10 June 2021
Streamlining content publication at Louder
Louder uses a Jamstack for its website. A traditional CMS, like Wordpress, stores the content in a database. When a user requests a page, the relevant content is queried and the page is built on the fly before being returned to the user.
With Jamstack, all the pages are pre-built and published ready to serve immediatley.

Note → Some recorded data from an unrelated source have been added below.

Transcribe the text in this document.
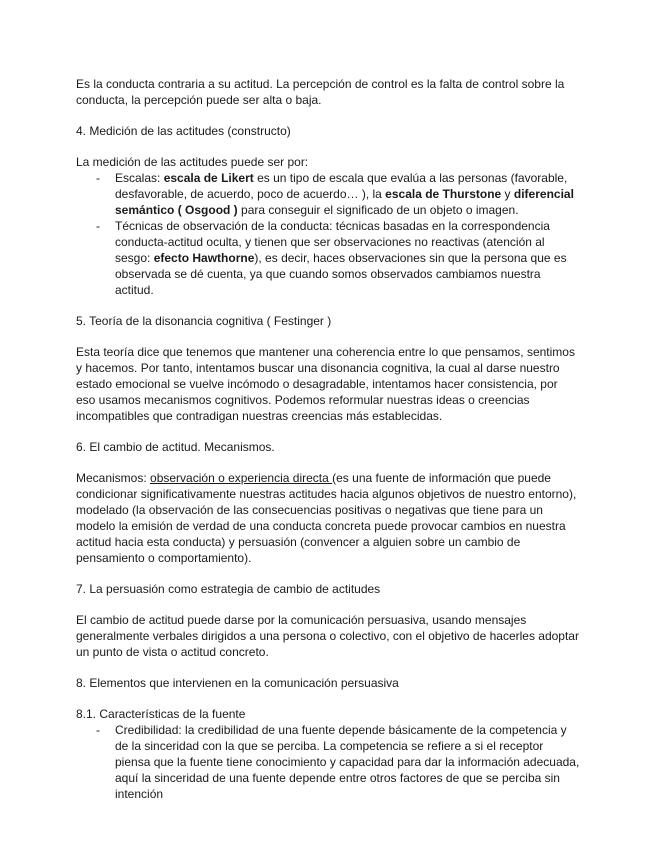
Es la conducta contraria a su actitud. La percepción de control es la falta de control sobre la conducta, la percepción puede ser alta o baja.

4. Medición de las actitudes (constructo)

La medición de las actitudes puede ser por:

- Escalas: escala de Likert es un tipo de escala que evalúa a las personas (favorable, desfavorable, de acuerdo, poco de acuerdo… ), la escala de Thurstone y diferencial semántico ( Osgood ) para conseguir el significado de un objeto o imagen.
- Técnicas de observación de la conducta: técnicas basadas en la correspondencia conducta-actitud oculta, y tienen que ser observaciones no reactivas (atención al sesgo: efecto Hawthorne), es decir, haces observaciones sin que la persona que es observada se dé cuenta, ya que cuando somos observados cambiamos nuestra actitud.

5. Teoría de la disonancia cognitiva ( Festinger )

Esta teoría dice que tenemos que mantener una coherencia entre lo que pensamos, sentimos y hacemos. Por tanto, intentamos buscar una disonancia cognitiva, la cual al darse nuestro estado emocional se vuelve incómodo o desagradable, intentamos hacer consistencia, por eso usamos mecanismos cognitivos. Podemos reformular nuestras ideas o creencias incompatibles que contradigan nuestras creencias más establecidas.

6. El cambio de actitud. Mecanismos.

Mecanismos: observación o experiencia directa (es una fuente de información que puede condicionar significativamente nuestras actitudes hacia algunos objetivos de nuestro entorno), modelado (la observación de las consecuencias positivas o negativas que tiene para un modelo la emisión de verdad de una conducta concreta puede provocar cambios en nuestra actitud hacia esta conducta) y persuasión (convencer a alguien sobre un cambio de pensamiento o comportamiento).

7. La persuasión como estrategia de cambio de actitudes

El cambio de actitud puede darse por la comunicación persuasiva, usando mensajes generalmente verbales dirigidos a una persona o colectivo, con el objetivo de hacerles adoptar un punto de vista o actitud concreto.

8. Elementos que intervienen en la comunicación persuasiva

8.1. Características de la fuente

- Credibilidad: la credibilidad de una fuente depende básicamente de la competencia y de la sinceridad con la que se perciba. La competencia se refiere a si el receptor piensa que la fuente tiene conocimiento y capacidad para dar la información adecuada, aquí la sinceridad de una fuente depende entre otros factores de que se perciba sin intención
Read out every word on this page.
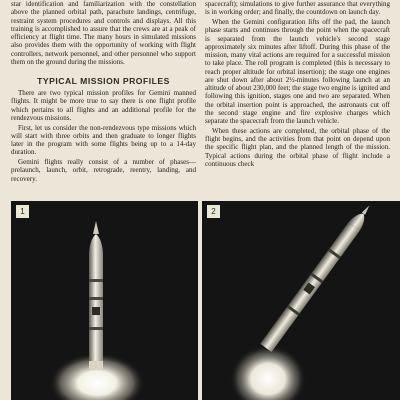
star identification and familiarization with the constellation above the planned orbital path, parachute landings, centrifuge, restraint system procedures and controls and displays. All this training is accomplished to assure that the crews are at a peak of efficiency at flight time. The many hours in simulated missions also provides them with the opportunity of working with flight controllers, network personnel, and other personnel who support them on the ground during the missions.

TYPICAL MISSION PROFILES

There are two typical mission profiles for Gemini manned flights. It might be more true to say there is one flight profile which pertains to all flights and an additional profile for the rendezvous missions.

First, let us consider the non-rendezvous type missions which will start with three orbits and then graduate to longer flights later in the program with some flights being up to a 14-day duration.

Gemini flights really consist of a number of phases—prelaunch, launch, orbit, retrograde, reentry, landing, and recovery.

spacecraft); simulations to give further assurance that everything is in working order; and finally, the countdown on launch day.

When the Gemini configuration lifts off the pad, the launch phase starts and continues through the point when the spacecraft is separated from the launch vehicle's second stage approximately six minutes after liftoff. During this phase of the mission, many vital actions are required for a successful mission to take place. The roll program is completed (this is necessary to reach proper altitude for orbital insertion); the stage one engines are shut down after about 2½-minutes following launch at an altitude of about 230,000 feet; the stage two engine is ignited and following this ignition, stages one and two are separated. When the orbital insertion point is approached, the astronauts cut off the second stage engine and fire explosive charges which separate the spacecraft from the launch vehicle.

When these actions are completed, the orbital phase of the flight begins, and the activities from that point on depend upon the specific flight plan, and the planned length of the mission. Typical actions during the orbital phase of flight include a continuous check

1	2
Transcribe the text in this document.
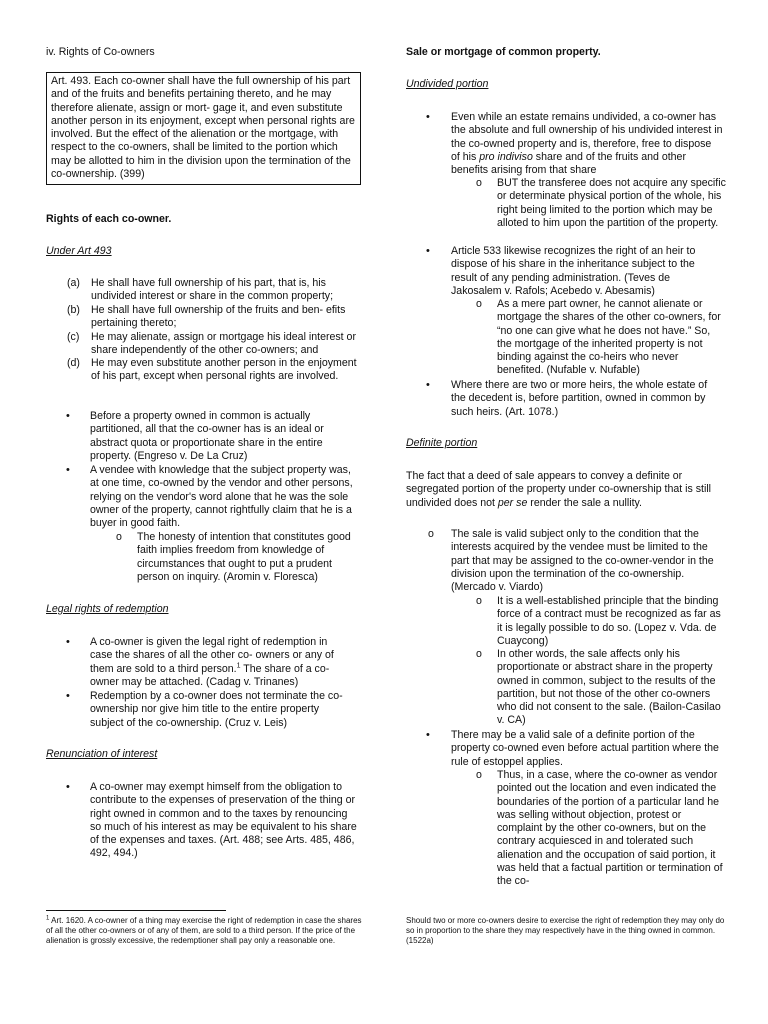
iv. Rights of Co-owners

Art. 493. Each co-owner shall have the full ownership of his part and of the fruits and benefits pertaining thereto, and he may therefore alienate, assign or mort- gage it, and even substitute another person in its enjoyment, except when personal rights are involved. But the effect of the alienation or the mortgage, with respect to the co-owners, shall be limited to the portion which may be allotted to him in the division upon the termination of the co-ownership. (399)

Rights of each co-owner.

Under Art 493

(a) He shall have full ownership of his part, that is, his undivided interest or share in the common property;
(b) He shall have full ownership of the fruits and ben- efits pertaining thereto;
(c) He may alienate, assign or mortgage his ideal interest or share independently of the other co-owners; and
(d) He may even substitute another person in the enjoyment of his part, except when personal rights are involved.
•	Before a property owned in common is actually partitioned, all that the co-owner has is an ideal or abstract quota or proportionate share in the entire property. (Engreso v. De La Cruz)
•	A vendee with knowledge that the subject property was, at one time, co-owned by the vendor and other persons, relying on the vendor's word alone that he was the sole owner of the property, cannot rightfully claim that he is a buyer in good faith.
o	The honesty of intention that constitutes good faith implies freedom from knowledge of circumstances that ought to put a prudent person on inquiry. (Aromin v. Floresca)

Legal rights of redemption

•	A co-owner is given the legal right of redemption in case the shares of all the other co- owners or any of them are sold to a third person.$^1$ The share of a co-owner may be attached. (Cadag v. Trinanes)
•	Redemption by a co-owner does not terminate the co-ownership nor give him title to the entire property subject of the co-ownership. (Cruz v. Leis)

Renunciation of interest

•	A co-owner may exempt himself from the obligation to contribute to the expenses of preservation of the thing or right owned in common and to the taxes by renouncing so much of his interest as may be equivalent to his share of the expenses and taxes. (Art. 488; see Arts. 485, 486, 492, 494.)

$^1$ Art. 1620. A co-owner of a thing may exercise the right of redemption in case the shares of all the other co-owners or of any of them, are sold to a third person. If the price of the alienation is grossly excessive, the redemptioner shall pay only a reasonable one.

Sale or mortgage of common property.

Undivided portion

•	Even while an estate remains undivided, a co-owner has the absolute and full ownership of his undivided interest in the co-owned property and is, therefore, free to dispose of his pro indiviso share and of the fruits and other benefits arising from that share
o	BUT the transferee does not acquire any specific or determinate physical portion of the whole, his right being limited to the portion which may be alloted to him upon the partition of the property.
•	Article 533 likewise recognizes the right of an heir to dispose of his share in the inheritance subject to the result of any pending administration. (Teves de Jakosalem v. Rafols; Acebedo v. Abesamis)
o	As a mere part owner, he cannot alienate or mortgage the shares of the other co-owners, for “no one can give what he does not have.” So, the mortgage of the inherited property is not binding against the co-heirs who never benefited. (Nufable v. Nufable)
•	Where there are two or more heirs, the whole estate of the decedent is, before partition, owned in common by such heirs. (Art. 1078.)

Definite portion

The fact that a deed of sale appears to convey a definite or segregated portion of the property under co-ownership that is still undivided does not per se render the sale a nullity.

o	The sale is valid subject only to the condition that the interests acquired by the vendee must be limited to the part that may be assigned to the co-owner-vendor in the division upon the termination of the co-ownership. (Mercado v. Viardo)
o	It is a well-established principle that the binding force of a contract must be recognized as far as it is legally possible to do so. (Lopez v. Vda. de Cuaycong)
o	In other words, the sale affects only his proportionate or abstract share in the property owned in common, subject to the results of the partition, but not those of the other co-owners who did not consent to the sale. (Bailon-Casilao v. CA)
•	There may be a valid sale of a definite portion of the property co-owned even before actual partition where the rule of estoppel applies.
o	Thus, in a case, where the co-owner as vendor pointed out the location and even indicated the boundaries of the portion of a particular land he was selling without objection, protest or complaint by the other co-owners, but on the contrary acquiesced in and tolerated such alienation and the occupation of said portion, it was held that a factual partition or termination of the co-

Should two or more co-owners desire to exercise the right of redemption they may only do so in proportion to the share they may respectively have in the thing owned in common. (1522a)
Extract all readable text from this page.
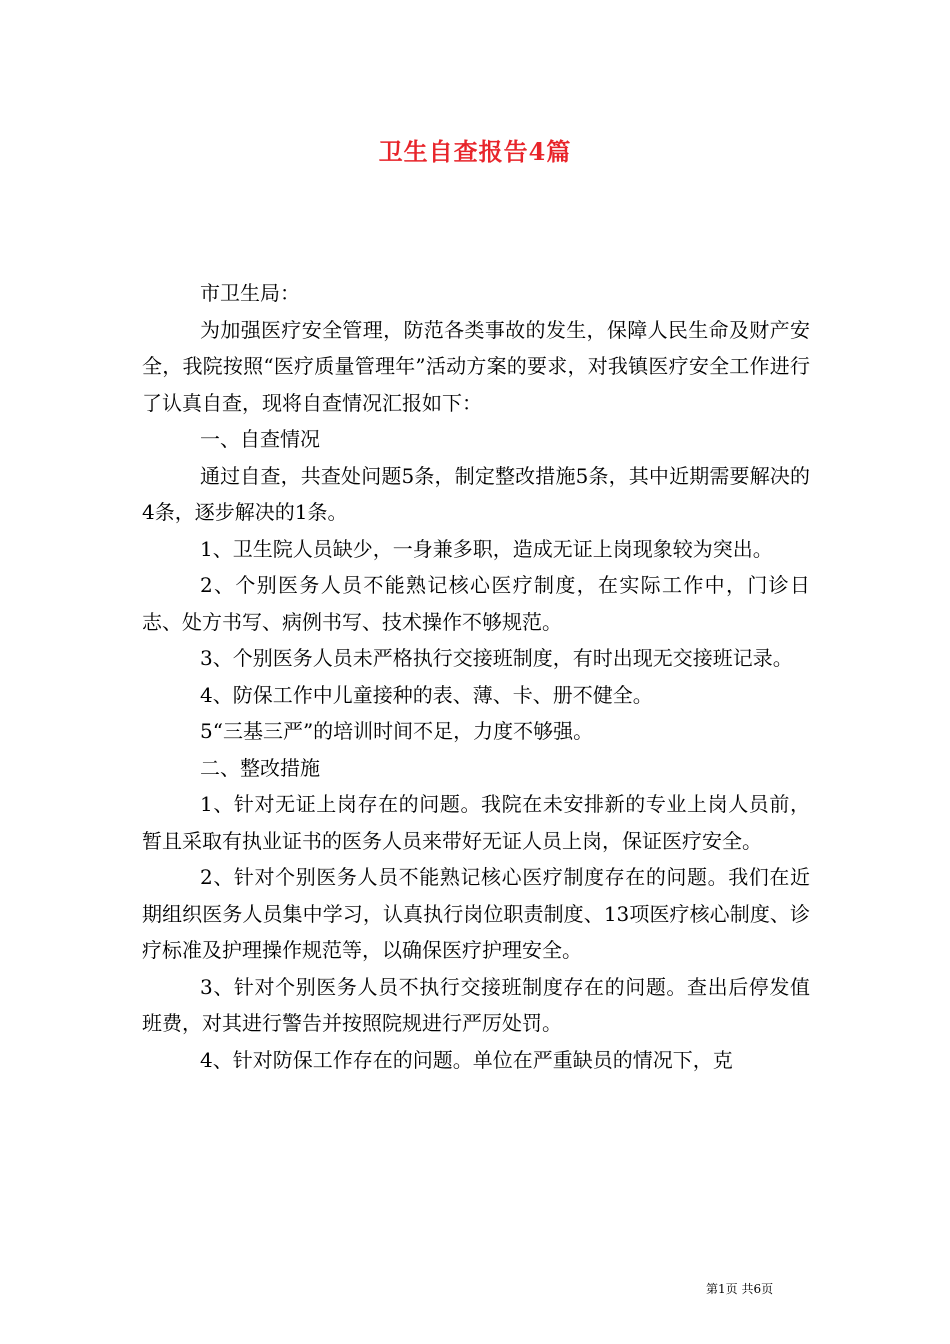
卫生自查报告4篇

市卫生局：

为加强医疗安全管理，防范各类事故的发生，保障人民生命及财产安全，我院按照“医疗质量管理年”活动方案的要求，对我镇医疗安全工作进行了认真自查，现将自查情况汇报如下：

一、自查情况

通过自查，共查处问题5条，制定整改措施5条，其中近期需要解决的4条，逐步解决的1条。

1、卫生院人员缺少，一身兼多职，造成无证上岗现象较为突出。

2、个别医务人员不能熟记核心医疗制度，在实际工作中，门诊日志、处方书写、病例书写、技术操作不够规范。

3、个别医务人员未严格执行交接班制度，有时出现无交接班记录。

4、防保工作中儿童接种的表、薄、卡、册不健全。

5“三基三严”的培训时间不足，力度不够强。

二、整改措施

1、针对无证上岗存在的问题。我院在未安排新的专业上岗人员前，暂且采取有执业证书的医务人员来带好无证人员上岗，保证医疗安全。

2、针对个别医务人员不能熟记核心医疗制度存在的问题。我们在近期组织医务人员集中学习，认真执行岗位职责制度、13项医疗核心制度、诊疗标准及护理操作规范等，以确保医疗护理安全。

3、针对个别医务人员不执行交接班制度存在的问题。查出后停发值班费，对其进行警告并按照院规进行严厉处罚。

4、针对防保工作存在的问题。单位在严重缺员的情况下，克

第1页 共6页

This provides a number of benefits including:
- Better performance - pages load much faster
- Improved security - from fewer moving parts leaving a smaller attach surface
- Easy scaling - with no databases or caching layers to scale, the CDN does the work
Oh and did I say faster, much faster!
Louder use a static site builder called Jekyll together with Amazon S3 + Cloudfront to host the site.
Current publication process
The current publication process is as follows:
- Author writes copy (in Confluence)
- Editor reviews and edits content, then sends feedback to Author
- Author checks edits and makes recommended changes
- Repeat steps 2 and 3 until no more changes
- Approver reviews copy and makes further recommendations
- Repeat steps 2-5 until no more changes
- Editor asks IT to publish content to preview site
- IT publishes content
- Editor and Approver review and spot further changes
- Repeat steps 2-9 until no further changes
- Approver sanctions live publication
- IT publishes live
- Editor makes a final review
- All cheer! (… or possibly repeat steps 2 to 13)
The current publication process involves IT creating markdown documents in our Louder website project and then publishing them to the uat or live site. It looks something like this:
Each time a change is requested after publication, one of the team members looks like:
It also causes delays the entire review and publication process.
The solution
Get a CMS
In our search to find a way to streamline and speed up the process, we discovered Contentful. A modern CMS designed to work with Jamstack and static site builders, we configured it to create our blog posts.
Build a Jekyll plugin to read content from the CMS
That’s some Ruby code for anyone interested.
Build another Jekyll plugin to upload content to our Amazon bucket
We created a new bucket for previewing that did not use a content delivery network, as caching would potentially prevent some changes from being seen.
Create a bitbucket pipeline that builds and publishes the website
image: ruby:2.7
pipelines:
custom:
uat-build-and-deploy:
- parallel:
- step:
name: Build and deploy
script:
- echo "building for $JEKYLL_ENV"
- bundle install
- bundle exec jekyll build
Configure Contentful to call the pipeline when content is saved
The result
Now the content team can edit and preview the content without needing extra technical help. Since changes are published automatically every time an article is saved, we have also increased our content production velocity.